Search code examples
pythonjsonpandasdataframejson-normalize

(Pandas/Dataframe) pandas.json_normalize on nested JSON data without uniform record_path


I'm attempting to convert a large JSON file to a CSV, but the field that I need to be able to sort data on in the Spreadsheet is all in one cell whenever I convert it to CSV/Normalize the JSON. The main thing I need is the hits list of dictionaries not all be in the same cell when I convert it to a csv. (Structure is: a Dictionary of Dictionaries which contains a List of Dictionaries)

Here's an example of what the JSON would look like: https://pastebin.com/VA5mfhfB

Here's how I've tried doing it (and what gives somewhat of an output):

df = pd.json_normalize(boss_dictionary)
df.to_csv(r'data.csv', index=None)

I've tried putting a record_path parameter, but because there isn't a "uniform" boss_id (the slew of numbers beforehand), I can't figure out how to normalize the hits list of dictionaries.

Another thing that I've tried:

df = pd.read_json('data.json')
df.to_csv(r'data.csv', index=None)

Which does something similar to what I need, but not what I actually need. The hit list is just in one cell instead of being normalized out.

What I've tried to fix it:

I've tried to normalize it with the dictionary itself, and read it from JSON. I've read the documentation on json_normalize, but no parameters of meta or record_path netted me any result that didn't raise an exception.


Solution

  • Using json_normalize with in a list comp based off keys.
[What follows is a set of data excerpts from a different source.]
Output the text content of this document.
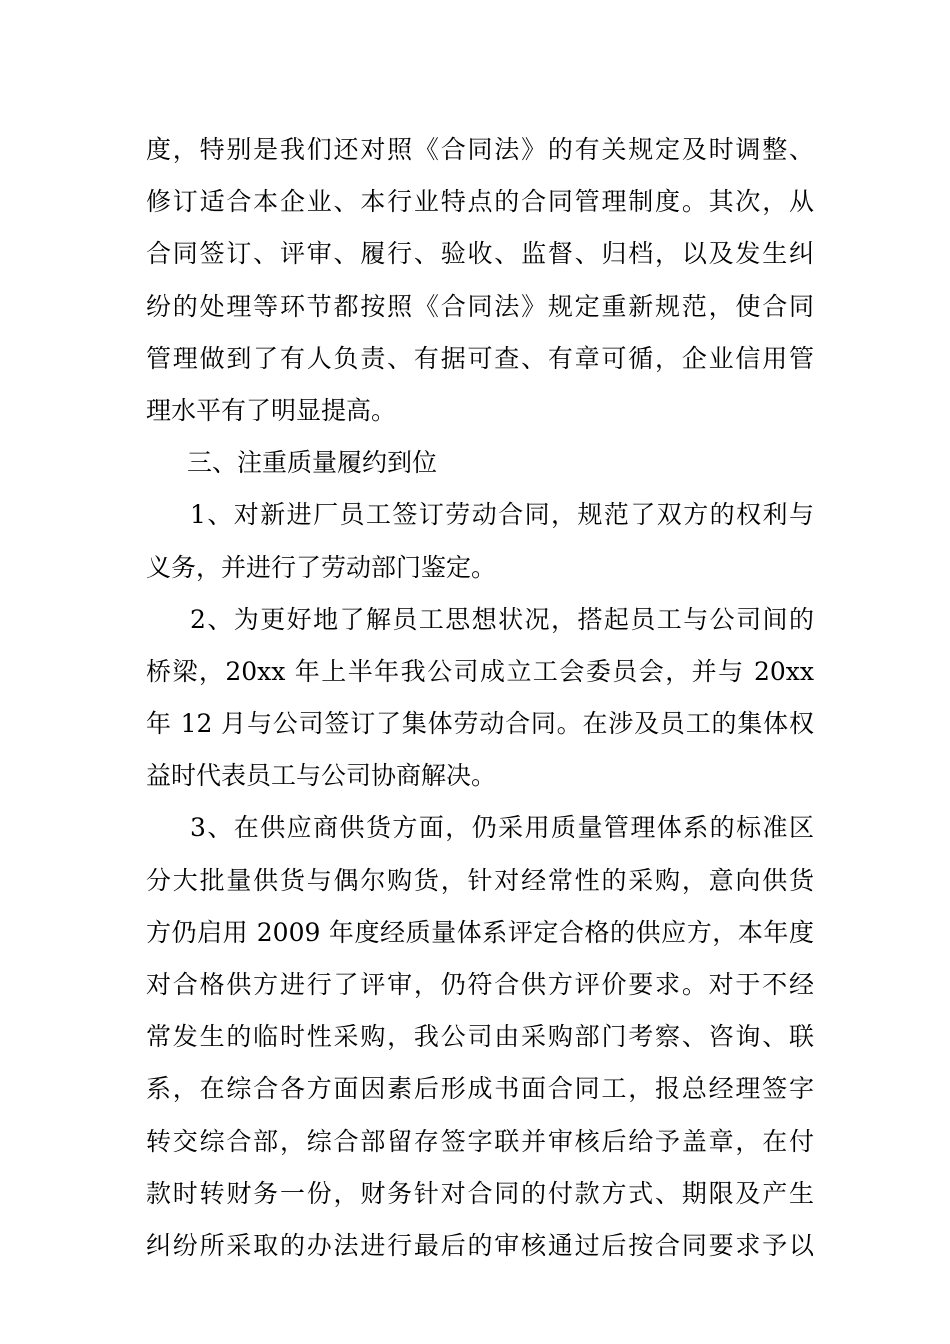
度，特别是我们还对照《合同法》的有关规定及时调整、
修订适合本企业、本行业特点的合同管理制度。其次，从
合同签订、评审、履行、验收、监督、归档，以及发生纠
纷的处理等环节都按照《合同法》规定重新规范，使合同
管理做到了有人负责、有据可查、有章可循，企业信用管
理水平有了明显提高。
三、注重质量履约到位
1、对新进厂员工签订劳动合同，规范了双方的权利与
义务，并进行了劳动部门鉴定。
2、为更好地了解员工思想状况，搭起员工与公司间的
桥梁，20xx 年上半年我公司成立工会委员会，并与 20xx
年 12 月与公司签订了集体劳动合同。在涉及员工的集体权
益时代表员工与公司协商解决。
3、在供应商供货方面，仍采用质量管理体系的标准区
分大批量供货与偶尔购货，针对经常性的采购，意向供货
方仍启用 2009 年度经质量体系评定合格的供应方，本年度
对合格供方进行了评审，仍符合供方评价要求。对于不经
常发生的临时性采购，我公司由采购部门考察、咨询、联
系，在综合各方面因素后形成书面合同工，报总经理签字
转交综合部，综合部留存签字联并审核后给予盖章，在付
款时转财务一份，财务针对合同的付款方式、期限及产生
纠纷所采取的办法进行最后的审核通过后按合同要求予以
Finally merge and explode.

    from ast import literal_eval
    
    import pandas as pd
    
    
    data = literal_eval(open("/path/to/file/data.txt").read())
    
    df_meta = (
        pd
        .concat([pd.json_normalize(data=data[x]) for x in data], keys=data.keys())
        .droplevel(level=1)
        .reset_index(names="id")
    )
    
    df_records = (
        pd
        .concat([pd.json_normalize(data=data[x], record_path=["hits"]) for x in data], keys=data.keys())
        .droplevel(level=1)
        .reset_index(names="id")
    )
    
    df_final = pd.merge(left=df_meta, right=df_records).drop(columns="hits")
    df_final = df_final.explode("hp_list").reset_index(drop=True)